Critics have complained Khan’s ban is politically motivated and questioned how TfL compiled its evidence, which included a survey of the public, to justify the restrictions.
Macleod said TfL was acting as "an instrument of the Mayor" but described the HFSS ban as "good and worthwhile" because of the focus on childhood obesity.
"There is no sense that this will fix the whole problem," he said. "It’s part of a whole food strategy for London."
He hoped the HFSS advertising ban might extend to all of London over time.
"We would hope that that all outdoor in London, particularly, would eventually follow our lead," Macleod said, noting that Khan was "trying to set a standard here" as he did with so-called body-shaming ads in 2016.
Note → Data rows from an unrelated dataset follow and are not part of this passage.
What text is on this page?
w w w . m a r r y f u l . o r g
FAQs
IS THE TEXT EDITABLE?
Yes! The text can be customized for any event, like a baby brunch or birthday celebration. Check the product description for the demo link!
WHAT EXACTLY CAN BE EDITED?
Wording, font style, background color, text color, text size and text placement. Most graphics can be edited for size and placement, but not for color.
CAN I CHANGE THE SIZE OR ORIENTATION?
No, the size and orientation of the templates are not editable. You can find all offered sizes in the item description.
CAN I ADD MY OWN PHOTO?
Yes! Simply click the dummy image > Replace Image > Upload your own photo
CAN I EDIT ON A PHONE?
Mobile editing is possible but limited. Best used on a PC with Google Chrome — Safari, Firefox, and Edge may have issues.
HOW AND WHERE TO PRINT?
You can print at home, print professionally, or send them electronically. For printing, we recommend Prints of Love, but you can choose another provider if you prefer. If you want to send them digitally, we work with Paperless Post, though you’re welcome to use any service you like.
Macleod admitted that it could be possible for advertisers to reach TfL passengers via other media channels, including free newspapers such as Metro and the London Evening Standard, which are given away across the TfL estate, or on social media such as Facebook, which a commuter might see on a smartphone.
Controlling ads seen via TfL’s wi-fi network is "not currently in our control", he said.
TfL has committed to a review in spring 2020 to assess how the HFSS ban is working.
The Advertising Association said: "We are in new, uncharted territory when it comes to decision-making on which advertisements run and why and there is no obvious, simple solution to the conundrum brought about by this ban.
"At the same time, we stand ready to work with the Mayor on other ways that advertising can effectively address the childhood obesity crisis faced by our capital city, in a way that does not impact on business growth or jobs."